Specification-Driven Video Search via Foundation Models and Formal Verification
This addresses the need for efficient and privacy-preserving video search, offering a novel approach that avoids manual inspection or massive training data, though it is incremental in combining existing techniques.
The paper tackles the problem of automatically searching for events of interest in video clips, such as emergency incidents, by developing a method that uses vision and language models and formal verification, achieving over 90% precision on privacy-sensitive videos and an autonomous driving dataset.
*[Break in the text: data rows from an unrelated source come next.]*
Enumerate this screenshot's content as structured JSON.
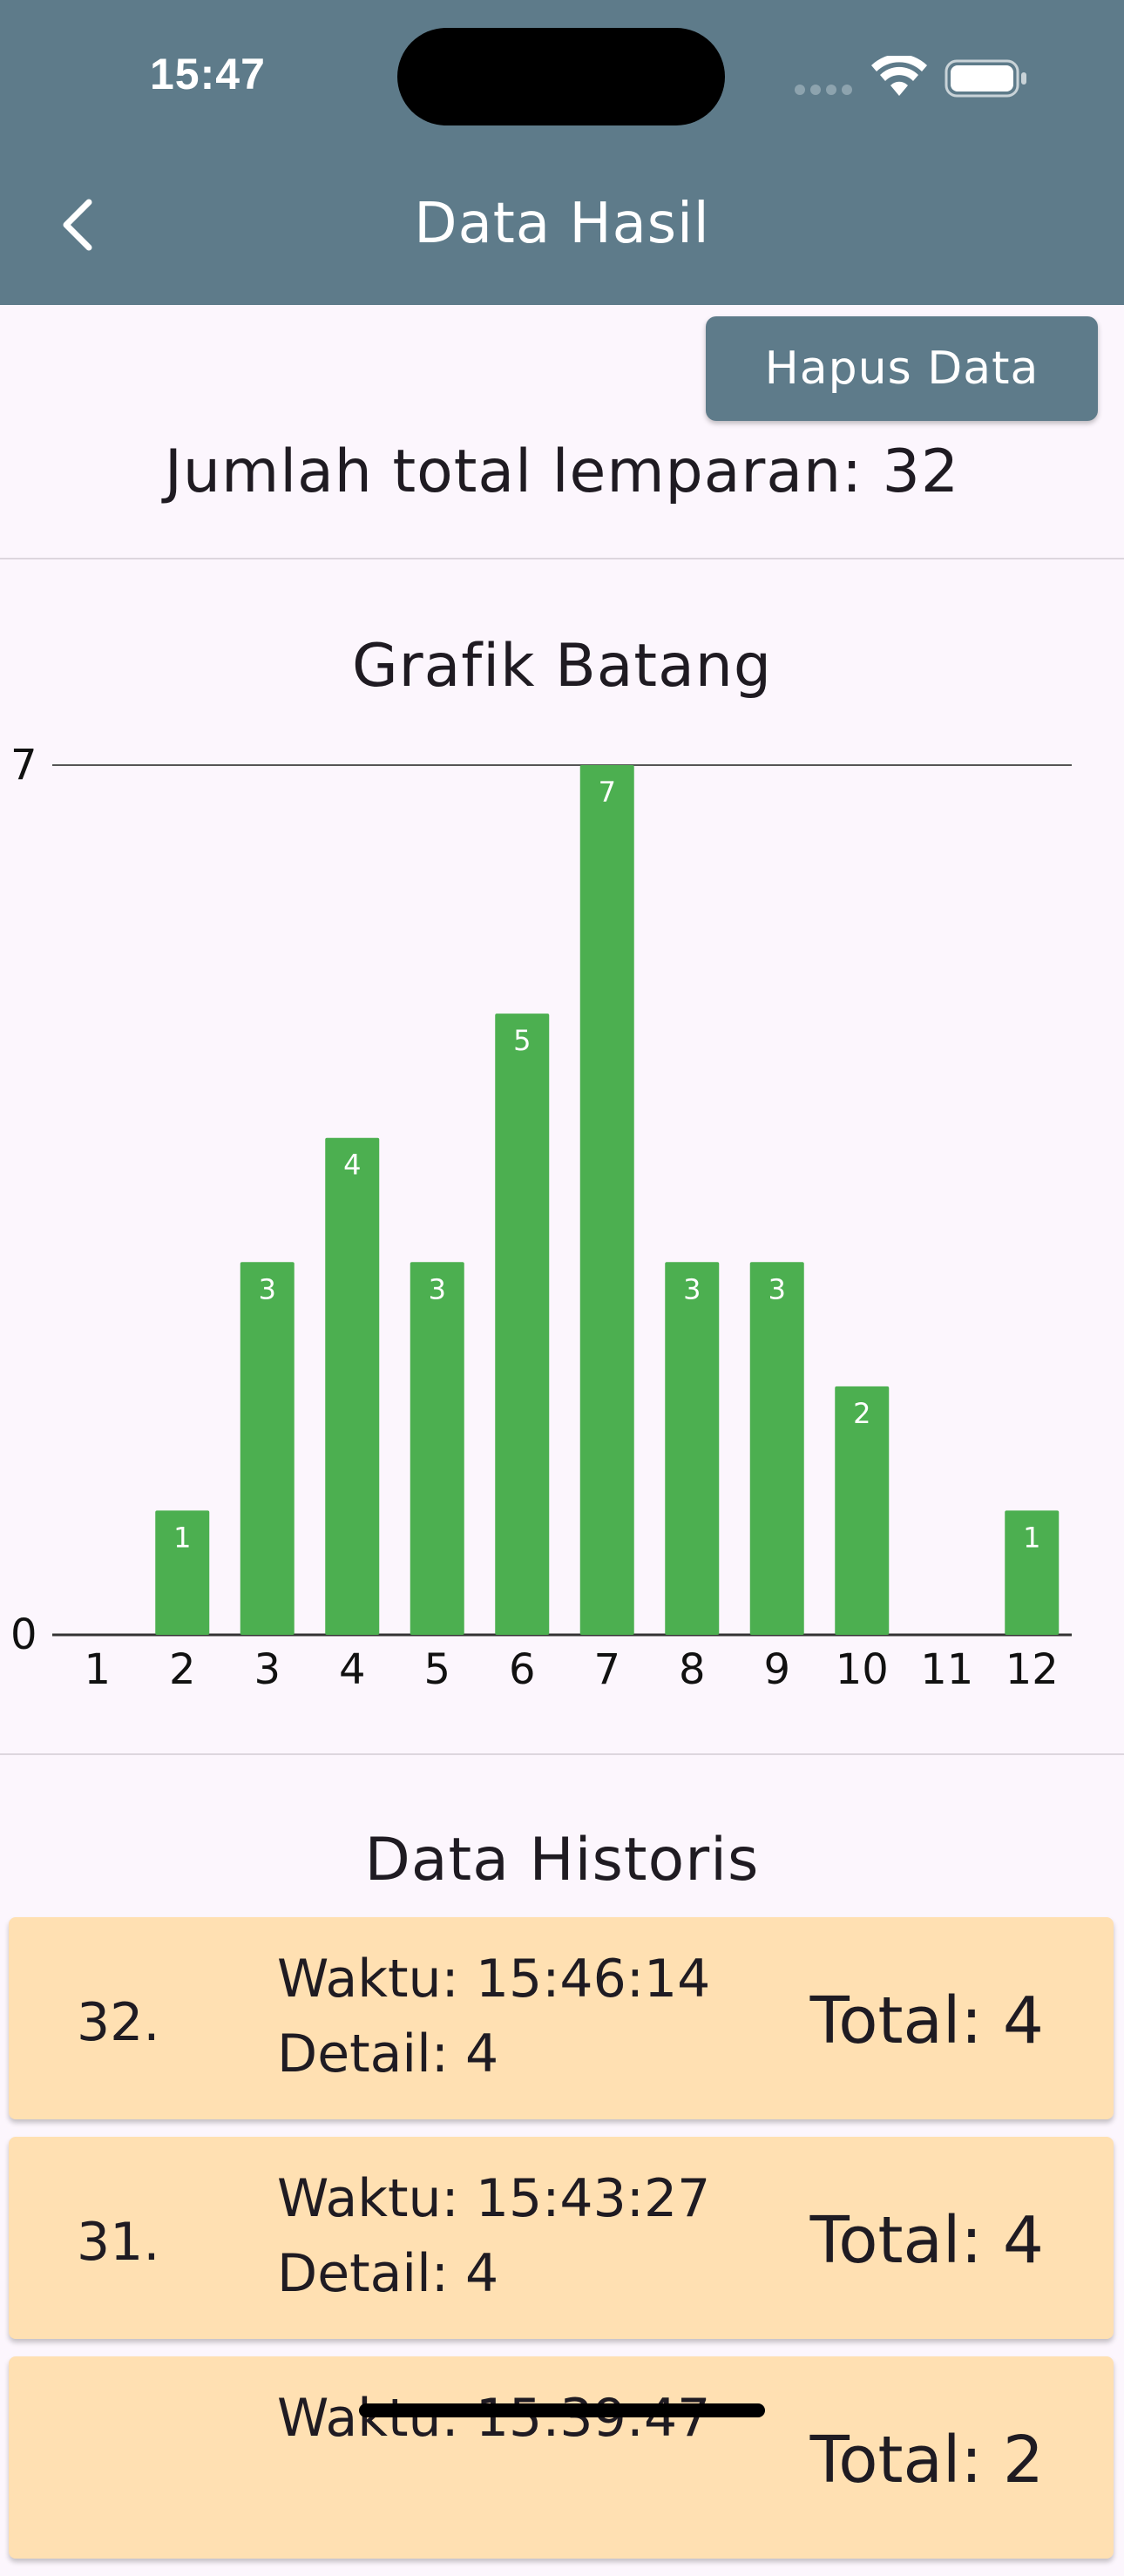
{
  "status": {
    "time": "15:47"
  },
  "appbar": {
    "title": "Data Hasil",
    "back_icon": "chevron-left-icon"
  },
  "actions": {
    "hapus_label": "Hapus Data"
  },
  "summary": {
    "total_text": "Jumlah total lemparan: 32"
  },
  "chart_section": {
    "title": "Grafik Batang"
  },
  "chart_data": {
    "type": "bar",
    "title": "Grafik Batang",
    "categories": [
      "1",
      "2",
      "3",
      "4",
      "5",
      "6",
      "7",
      "8",
      "9",
      "10",
      "11",
      "12"
    ],
    "values": [
      0,
      1,
      3,
      4,
      3,
      5,
      7,
      3,
      3,
      2,
      0,
      1
    ],
    "ylim": [
      0,
      7
    ],
    "ytick_labels": [
      "0",
      "7"
    ],
    "bar_color": "#4caf50",
    "grid": true
  },
  "history": {
    "title": "Data Historis",
    "items": [
      {
        "num": "32.",
        "waktu": "Waktu: 15:46:14",
        "detail": "Detail: 4",
        "total": "Total: 4"
      },
      {
        "num": "31.",
        "waktu": "Waktu: 15:43:27",
        "detail": "Detail: 4",
        "total": "Total: 4"
      },
      {
        "num": "",
        "waktu": "Waktu: 15:39:47",
        "detail": "",
        "total": "Total: 2"
      }
    ]
  },
  "colors": {
    "appbar": "#5e7b8a",
    "card": "#ffe0b2",
    "background": "#fcf6fd"
  }
}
The increasing abundance of video data enables users to search for events of interest, e.g., emergency incidents. Meanwhile, it raises new concerns, such as the need for preserving privacy. Existing approaches to video search require either manual inspection or a deep learning model with massive training. We develop a method that uses recent advances in vision and language models, as well as formal methods, to search for events of interest in video clips automatically and efficiently. The method consists of an algorithm to map text-based event descriptions into linear temporal logic over finite traces (LTL$_f$) and an algorithm to construct an automaton encoding the video information. Then, the method formally verifies the automaton representing the video against the LTL$_f$ specifications and adds the pertinent video clips to the search result if the automaton satisfies the specifications. We provide qualitative and quantitative analysis to demonstrate the video-searching capability of the proposed method. It achieves over 90 percent precision in searching over privacy-sensitive videos and a state-of-the-art autonomous driving dataset.